Nigeria’s state oil company signed a preliminary agreement to end a dispute with two energy companies over oil exports, signaling a move toward resolving similar disagreements with other oil majors on revenue from several offshore oil fields.
The Nigerian National Petroleum Corp. said in a statement on Twitter it signed a deal Thursday with China’s Cnooc Ltd. and Lagos-based South Atlantic Petroleum Co. to settle disagreements over the production-sharing contract signed on Oil Mining Lease 130. NNPC, as the state oil company is known, previously alleged “under-declarations” of crude exports by the companies between 2011 and 2014.
The deal is “a major milestone toward the resolution of all disputes,” with energy companies operating in Nigeria, NNPC said without providing details. Mele Kyari, the group managing director, said a year ago that a resolution was in the works.

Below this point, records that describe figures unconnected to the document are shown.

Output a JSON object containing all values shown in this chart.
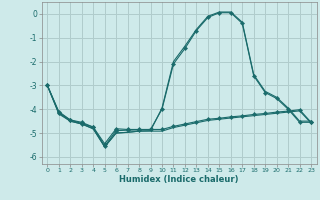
{
  "xlabel": "Humidex (Indice chaleur)",
  "bg_color": "#ceeaea",
  "grid_color": "#b0cccc",
  "line_color": "#1a6b6b",
  "xlim": [
    -0.5,
    23.5
  ],
  "ylim": [
    -6.3,
    0.5
  ],
  "yticks": [
    0,
    -1,
    -2,
    -3,
    -4,
    -5,
    -6
  ],
  "xticks": [
    0,
    1,
    2,
    3,
    4,
    5,
    6,
    7,
    8,
    9,
    10,
    11,
    12,
    13,
    14,
    15,
    16,
    17,
    18,
    19,
    20,
    21,
    22,
    23
  ],
  "line1_x": [
    0,
    1,
    2,
    3,
    4,
    5,
    6,
    7,
    8,
    9,
    10,
    11,
    12,
    13,
    14,
    15,
    16,
    17,
    18,
    19,
    20,
    21,
    22,
    23
  ],
  "line1_y": [
    -3.0,
    -4.15,
    -4.45,
    -4.55,
    -4.75,
    -5.45,
    -4.82,
    -4.85,
    -4.85,
    -4.85,
    -4.85,
    -4.72,
    -4.62,
    -4.52,
    -4.42,
    -4.38,
    -4.32,
    -4.28,
    -4.22,
    -4.18,
    -4.12,
    -4.08,
    -4.02,
    -4.55
  ],
  "line2_x": [
    0,
    1,
    2,
    3,
    4,
    5,
    6,
    7,
    8,
    9,
    10,
    11,
    12,
    13,
    14,
    15,
    16,
    17,
    18,
    19,
    20,
    21,
    22,
    23
  ],
  "line2_y": [
    -3.0,
    -4.2,
    -4.5,
    -4.62,
    -4.82,
    -5.58,
    -5.0,
    -4.97,
    -4.92,
    -4.92,
    -4.92,
    -4.77,
    -4.67,
    -4.57,
    -4.47,
    -4.42,
    -4.37,
    -4.32,
    -4.27,
    -4.22,
    -4.17,
    -4.12,
    -4.07,
    -4.58
  ],
  "line3_x": [
    0,
    1,
    2,
    3,
    4,
    5,
    6,
    7,
    8,
    9,
    10,
    11,
    12,
    13,
    14,
    15,
    16,
    17,
    18,
    19,
    20,
    21,
    22,
    23
  ],
  "line3_y": [
    -3.0,
    -4.1,
    -4.45,
    -4.6,
    -4.75,
    -5.55,
    -4.9,
    -4.88,
    -4.87,
    -4.85,
    -4.0,
    -2.1,
    -1.45,
    -0.7,
    -0.15,
    0.05,
    0.05,
    -0.4,
    -2.6,
    -3.3,
    -3.55,
    -4.0,
    -4.55,
    -4.55
  ],
  "line4_x": [
    0,
    1,
    2,
    3,
    4,
    5,
    6,
    7,
    8,
    9,
    10,
    11,
    12,
    13,
    14,
    15,
    16,
    17,
    18,
    19,
    20,
    21,
    22,
    23
  ],
  "line4_y": [
    -3.0,
    -4.15,
    -4.5,
    -4.62,
    -4.82,
    -5.58,
    -5.0,
    -4.97,
    -4.92,
    -4.9,
    -3.95,
    -2.0,
    -1.35,
    -0.65,
    -0.1,
    0.08,
    0.08,
    -0.35,
    -2.55,
    -3.25,
    -3.5,
    -3.95,
    -4.5,
    -4.5
  ],
  "markersize": 2.2
}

Nigeria also has differences with oil majors including Royal Dutch Shell Plc, Total SA, Eni SpA and Chevron Corp. on the quantity of crude exported from their fields, claiming five years ago that the companies either failed to declare or under-declared more than 57 million barrels of oil exports. The producers, who pump about 80% of Nigeria’s oil output, always denied the charge.
The disputes are currently before a federal high court in the commercial capital, Lagos, where the state oil company is seeking at least $12.7 billion in payments.